Me imagino al presidente Sánchez en Moncloa. Es una imagen que me viene a la cabeza muy a menudo. No deja de ser literaria a la par que decadente. Agarrado al sillón, frente a la chimenea (es una noche de tormenta) sin poder moverse, observando las fotografías de sus múltiples cumbres mundiales, con presidentes importantes, banderas por todas partes, claro, paseos en helicóptero. Todas imágenes que hablan de su grandeza, de los dos años de aeropuertos y Consejos de Ministros multitudinarios. Maldito virus.

Deja el vaso de whisky encima de la mesa de caoba y recuerda todo el sufrimiento hasta llegar a esa noche: las carreteras nacionales en su Peugeot, los mítines en pueblos agradecidos, con bailes regionales de regalo, las noches en vela, preocupado por la gobernabilidad de todos nosotros, el no es no es no, la negación que se amolda a los tiempos, sí es sí, y todas las horas delante de una cámara ensañando un rostro compungido y concentrado, a la vez cercano. El hombre que necesitamos.

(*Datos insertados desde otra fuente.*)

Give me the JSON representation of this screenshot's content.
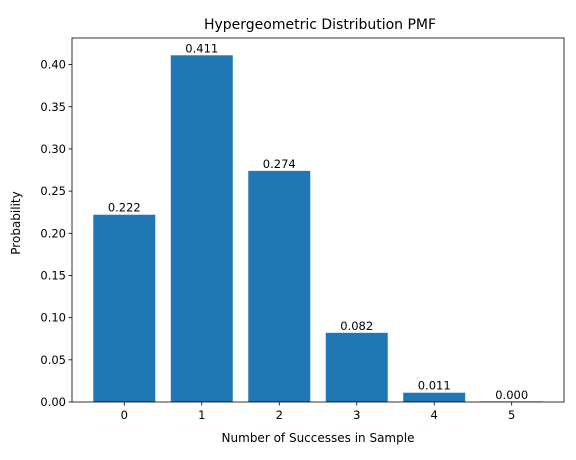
{
  "chart_data": {
    "type": "bar",
    "title": "Hypergeometric Distribution PMF",
    "xlabel": "Number of Successes in Sample",
    "ylabel": "Probability",
    "categories": [
      "0",
      "1",
      "2",
      "3",
      "4",
      "5"
    ],
    "values": [
      0.222,
      0.411,
      0.274,
      0.082,
      0.011,
      0.0
    ],
    "data_labels": [
      "0.222",
      "0.411",
      "0.274",
      "0.082",
      "0.011",
      "0.000"
    ],
    "ylim": [
      0,
      0.4315
    ],
    "yticks": [
      0.0,
      0.05,
      0.1,
      0.15,
      0.2,
      0.25,
      0.3,
      0.35,
      0.4
    ],
    "ytick_labels": [
      "0.00",
      "0.05",
      "0.10",
      "0.15",
      "0.20",
      "0.25",
      "0.30",
      "0.35",
      "0.40"
    ],
    "grid": false,
    "legend": "none",
    "bar_color": "#1f77b4"
  }
}
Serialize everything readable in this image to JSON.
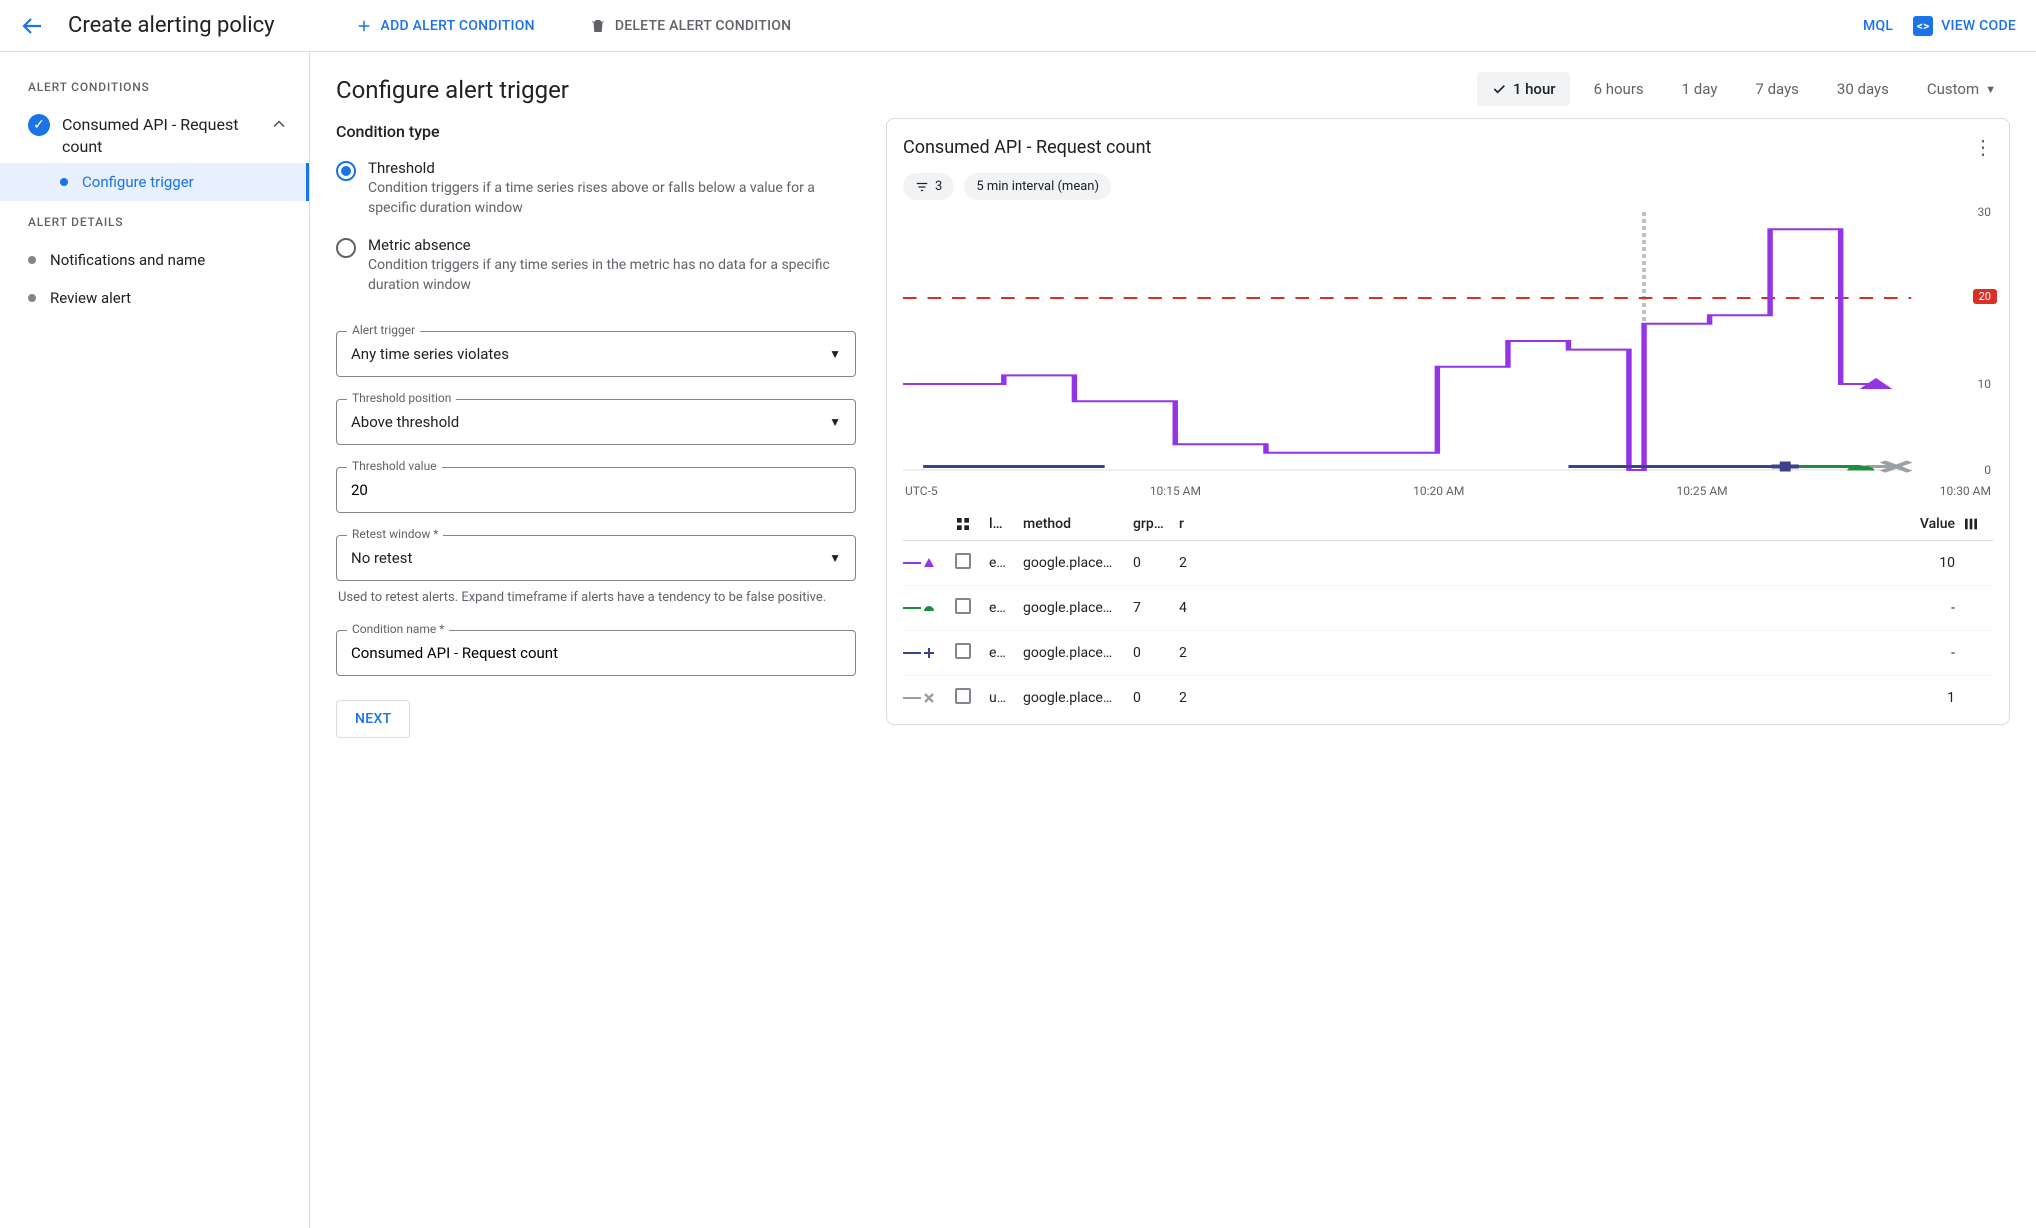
{
  "topbar": {
    "title": "Create alerting policy",
    "add": "ADD ALERT CONDITION",
    "delete": "DELETE ALERT CONDITION",
    "mql": "MQL",
    "view_code": "VIEW CODE"
  },
  "sidebar": {
    "section1": "ALERT CONDITIONS",
    "condition_name": "Consumed API - Request count",
    "configure": "Configure trigger",
    "section2": "ALERT DETAILS",
    "items": [
      "Notifications and name",
      "Review alert"
    ]
  },
  "form": {
    "heading": "Configure alert trigger",
    "cond_type": "Condition type",
    "radios": [
      {
        "label": "Threshold",
        "desc": "Condition triggers if a time series rises above or falls below a value for a specific duration window",
        "checked": true
      },
      {
        "label": "Metric absence",
        "desc": "Condition triggers if any time series in the metric has no data for a specific duration window",
        "checked": false
      }
    ],
    "alert_trigger": {
      "label": "Alert trigger",
      "value": "Any time series violates"
    },
    "threshold_position": {
      "label": "Threshold position",
      "value": "Above threshold"
    },
    "threshold_value": {
      "label": "Threshold value",
      "value": "20"
    },
    "retest": {
      "label": "Retest window *",
      "value": "No retest",
      "helper": "Used to retest alerts. Expand timeframe if alerts have a tendency to be false positive."
    },
    "cond_name": {
      "label": "Condition name *",
      "value": "Consumed API - Request count"
    },
    "next": "NEXT"
  },
  "time_ranges": {
    "options": [
      "1 hour",
      "6 hours",
      "1 day",
      "7 days",
      "30 days",
      "Custom"
    ],
    "active": 0
  },
  "chart": {
    "title": "Consumed API - Request count",
    "filter_count": "3",
    "interval": "5 min interval (mean)",
    "timezone": "UTC-5",
    "x_ticks": [
      "10:15 AM",
      "10:20 AM",
      "10:25 AM",
      "10:30 AM"
    ],
    "y_ticks": [
      0,
      10,
      20,
      30
    ],
    "y_max": 30,
    "threshold": 20,
    "threshold_color": "#d93025",
    "cursor_x": 0.735,
    "series": {
      "purple": {
        "color": "#9334e6",
        "points": [
          [
            0.0,
            10
          ],
          [
            0.1,
            10
          ],
          [
            0.1,
            11
          ],
          [
            0.17,
            11
          ],
          [
            0.17,
            8
          ],
          [
            0.27,
            8
          ],
          [
            0.27,
            3
          ],
          [
            0.36,
            3
          ],
          [
            0.36,
            2
          ],
          [
            0.53,
            2
          ],
          [
            0.53,
            12
          ],
          [
            0.6,
            12
          ],
          [
            0.6,
            15
          ],
          [
            0.66,
            15
          ],
          [
            0.66,
            14
          ],
          [
            0.72,
            14
          ],
          [
            0.72,
            0
          ],
          [
            0.735,
            0
          ],
          [
            0.735,
            17
          ],
          [
            0.8,
            17
          ],
          [
            0.8,
            18
          ],
          [
            0.86,
            18
          ],
          [
            0.86,
            28
          ],
          [
            0.93,
            28
          ],
          [
            0.93,
            10
          ],
          [
            0.96,
            10
          ]
        ]
      },
      "navy": {
        "color": "#3c4289",
        "points": [
          [
            0.02,
            0.4
          ],
          [
            0.2,
            0.4
          ]
        ],
        "segment2": [
          [
            0.66,
            0.4
          ],
          [
            0.87,
            0.4
          ]
        ]
      },
      "green": {
        "color": "#1e8e3e",
        "points": [
          [
            0.88,
            0.4
          ],
          [
            0.95,
            0.4
          ]
        ]
      },
      "grey": {
        "color": "#9aa0a6",
        "points": [
          [
            0.955,
            0.4
          ],
          [
            0.985,
            0.4
          ]
        ]
      }
    },
    "markers": [
      {
        "shape": "triangle",
        "color": "#9334e6",
        "x": 0.965,
        "y": 10
      },
      {
        "shape": "plus",
        "color": "#3c4289",
        "x": 0.875,
        "y": 0.4
      },
      {
        "shape": "bullet",
        "color": "#1e8e3e",
        "x": 0.95,
        "y": 0.4
      },
      {
        "shape": "x",
        "color": "#9aa0a6",
        "x": 0.985,
        "y": 0.4
      }
    ]
  },
  "legend": {
    "headers": {
      "l": "l…",
      "method": "method",
      "grp": "grp…",
      "r": "r",
      "value": "Value"
    },
    "rows": [
      {
        "sym": "triangle",
        "sym_color": "#9334e6",
        "l": "e…",
        "method": "google.place…",
        "grp": "0",
        "r": "2",
        "value": "10"
      },
      {
        "sym": "bullet",
        "sym_color": "#1e8e3e",
        "l": "e…",
        "method": "google.place…",
        "grp": "7",
        "r": "4",
        "value": "-"
      },
      {
        "sym": "plus",
        "sym_color": "#3c4289",
        "l": "e…",
        "method": "google.place…",
        "grp": "0",
        "r": "2",
        "value": "-"
      },
      {
        "sym": "x",
        "sym_color": "#9aa0a6",
        "l": "u…",
        "method": "google.place…",
        "grp": "0",
        "r": "2",
        "value": "1"
      }
    ]
  }
}
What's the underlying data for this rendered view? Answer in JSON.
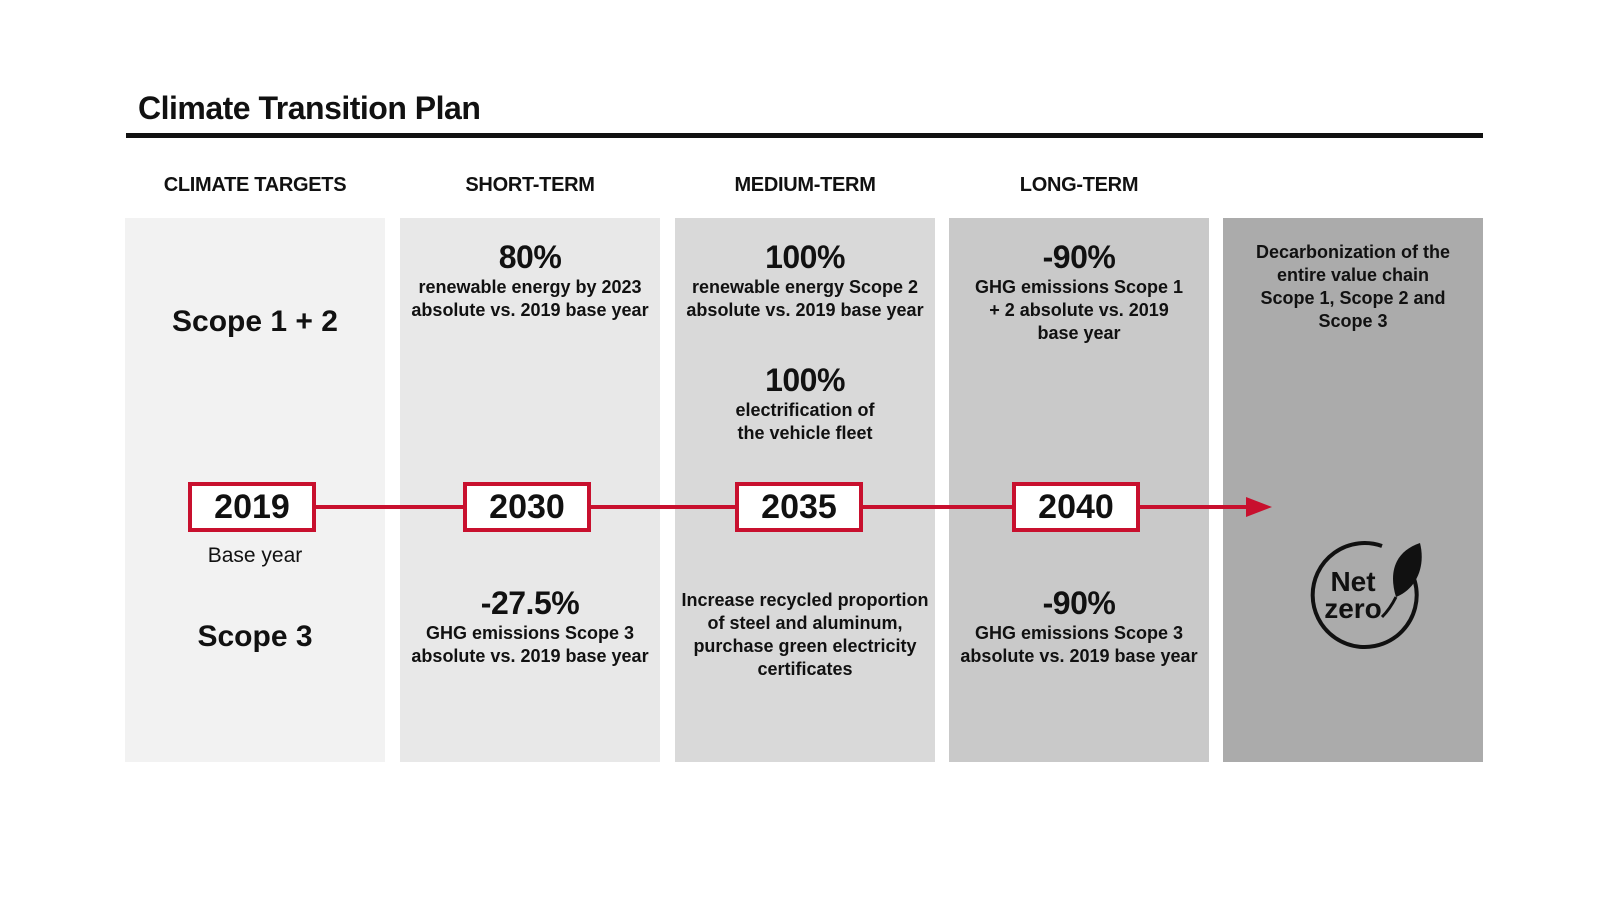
{
  "title": "Climate Transition Plan",
  "colors": {
    "accent": "#c8102e",
    "panel_targets": "#f2f2f2",
    "panel_short": "#e8e8e8",
    "panel_medium": "#d9d9d9",
    "panel_long": "#c9c9c9",
    "panel_netzero": "#ababab"
  },
  "headers": {
    "targets": "CLIMATE TARGETS",
    "short": "SHORT-TERM",
    "medium": "MEDIUM-TERM",
    "long": "LONG-TERM"
  },
  "scopes": {
    "scope12": "Scope 1 + 2",
    "scope3": "Scope 3"
  },
  "milestones": {
    "y2019": "2019",
    "y2030": "2030",
    "y2035": "2035",
    "y2040": "2040",
    "base_label": "Base year"
  },
  "targets": {
    "short_s12": {
      "pct": "80%",
      "desc": "renewable energy by 2023 absolute vs. 2019 base year"
    },
    "medium_s12_a": {
      "pct": "100%",
      "desc": "renewable energy Scope 2 absolute vs. 2019 base year"
    },
    "medium_s12_b": {
      "pct": "100%",
      "desc": "electrification of the vehicle fleet"
    },
    "long_s12": {
      "pct": "-90%",
      "desc": "GHG emissions Scope 1 + 2 absolute vs. 2019 base year"
    },
    "short_s3": {
      "pct": "-27.5%",
      "desc": "GHG emissions Scope 3 absolute vs. 2019 base year"
    },
    "medium_s3": {
      "desc": "Increase recycled proportion of steel and aluminum, purchase green electricity certificates"
    },
    "long_s3": {
      "pct": "-90%",
      "desc": "GHG emissions Scope 3 absolute vs. 2019 base year"
    }
  },
  "netzero": {
    "desc": "Decarbonization of the entire value chain Scope 1, Scope 2 and Scope 3",
    "badge_line1": "Net",
    "badge_line2": "zero",
    "icon": "leaf-icon"
  }
}
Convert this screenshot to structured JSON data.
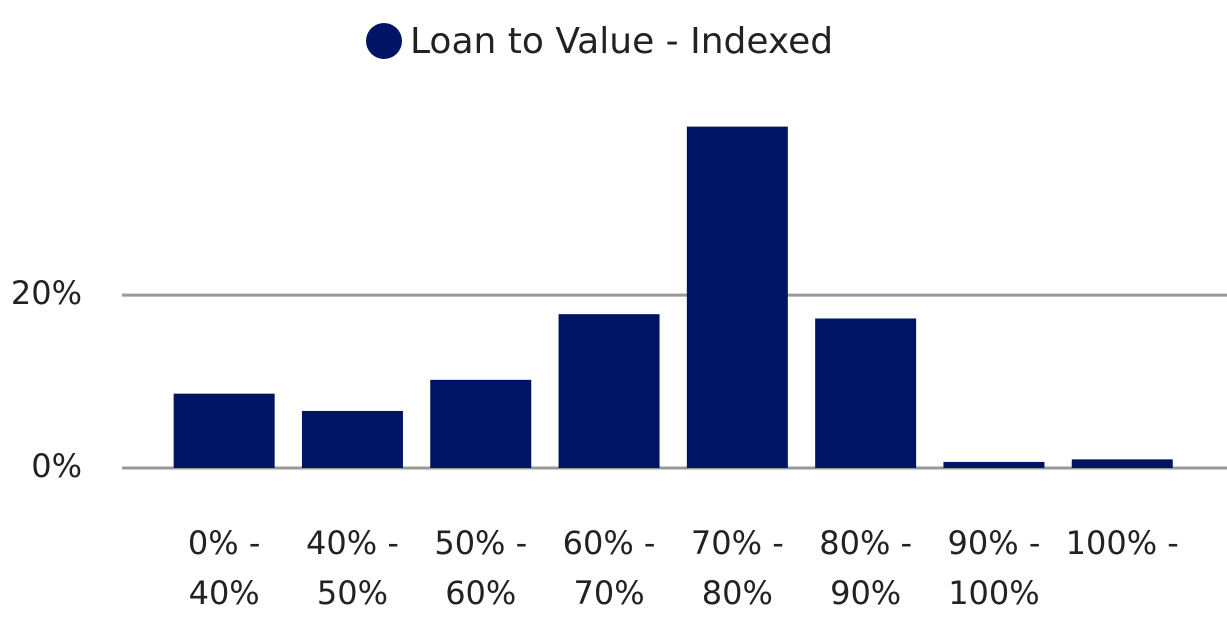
{
  "chart_data": {
    "type": "bar",
    "legend": "Loan to Value - Indexed",
    "categories": [
      "0% - 40%",
      "40% - 50%",
      "50% - 60%",
      "60% - 70%",
      "70% - 80%",
      "80% - 90%",
      "90% - 100%",
      "100% -"
    ],
    "series": [
      {
        "name": "Loan to Value - Indexed",
        "color": "#001466",
        "values": [
          8.6,
          6.6,
          10.2,
          17.8,
          39.5,
          17.3,
          0.7,
          1.0
        ]
      }
    ],
    "ylim": [
      0,
      42
    ],
    "yticks": [
      {
        "value": 0,
        "label": "0%"
      },
      {
        "value": 20,
        "label": "20%"
      }
    ],
    "grid": true,
    "legend_position": "top"
  }
}
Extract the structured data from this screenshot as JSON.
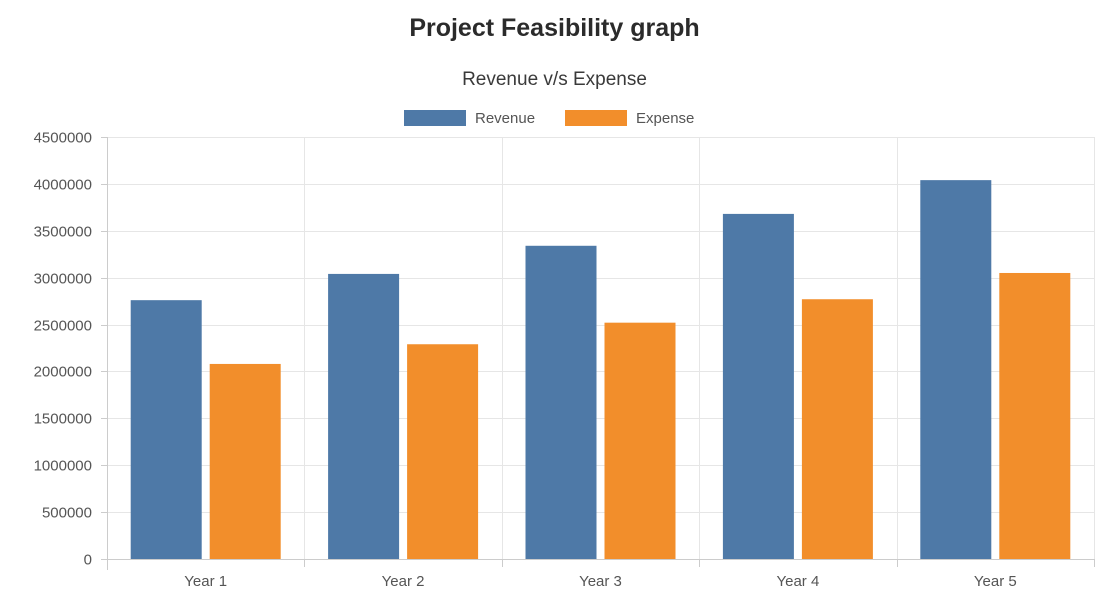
{
  "page": {
    "title": "Project Feasibility graph"
  },
  "chart_data": {
    "type": "bar",
    "title": "Revenue v/s Expense",
    "xlabel": "",
    "ylabel": "",
    "categories": [
      "Year 1",
      "Year 2",
      "Year 3",
      "Year 4",
      "Year 5"
    ],
    "series": [
      {
        "name": "Revenue",
        "color": "#4e79a7",
        "values": [
          2760000,
          3040000,
          3340000,
          3680000,
          4040000
        ]
      },
      {
        "name": "Expense",
        "color": "#f28e2b",
        "values": [
          2080000,
          2290000,
          2520000,
          2770000,
          3050000
        ]
      }
    ],
    "ylim": [
      0,
      4500000
    ],
    "yticks": [
      "0",
      "500000",
      "1000000",
      "1500000",
      "2000000",
      "2500000",
      "3000000",
      "3500000",
      "4000000",
      "4500000"
    ],
    "grid": true,
    "legend_position": "top-center"
  }
}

Ahora se pregunta, a la misma vez que un rayo ha rasgado la noche, que si esto era gobernar. Cuando por fin ha encontrado una vía para formar un Gobierno, una pandemia mundial se empeña en mandar al traste todos sus sueños. Qué desagradecido es el destino, pensará. Yo no me merecía esto, masculla entre dientes. Su mundo se desmorona ante él. La cifra de fallecidos no para de aumentar. Se acerca a los 25.000, pero entiende que eso lo dejará para otro discurso, no el del fin de semana. Churchill, reflexiona no hablaba de muertos. Y lo piensa sin haber leído a Churchill.

No sabemos si Sánchez ha leído a Lampedusa. El Príncipe de Salina era un estudioso de las estrellas mientras que a nuestro presidente le escribieron la tesis en noches sin luna A priori, no tienen nada en común. El noble siciliano viene de una estirpe ancestral, pero su mundo se desmorona ante las camisas rojas de Garibaldi. Italia se unifica. Sicilia ya no será independiente y él, como otros antes, es engullido por las arenas movedizas de la historia. Algo de eso teme Sánchez, ser engullido por el lodo de los acontecimientos. Esto no era gobernar, repite.

Otras generaciones vienen a suplantar lo viejo. Tancredi le da la clave a su tío, el Príncipe, en la archiconocida frase que inaugura una nueva forma de hacer política: «Si queremos que todo siga como está, necesitamos que todo cambie». Es lo que se conoce como gatopardismo político. Un brillo luce de nuevo en los ojos de Sánchez. Ha pasado de ser el hombre para el que no existía el virus a comandar la vanguardia contra la pandemia. Apura su whisky. Sigue lloviendo. Sabe que es aún muy joven para sentirse así de cansado. Ha venido a la política para perdurar. Y no habrá virus que lo detenga. Echa los hielos a la chimenea. Mandará a sus asesores que lean El Gatopardo. Tal vez puedan sacar alguna frase para su discurso del sábado.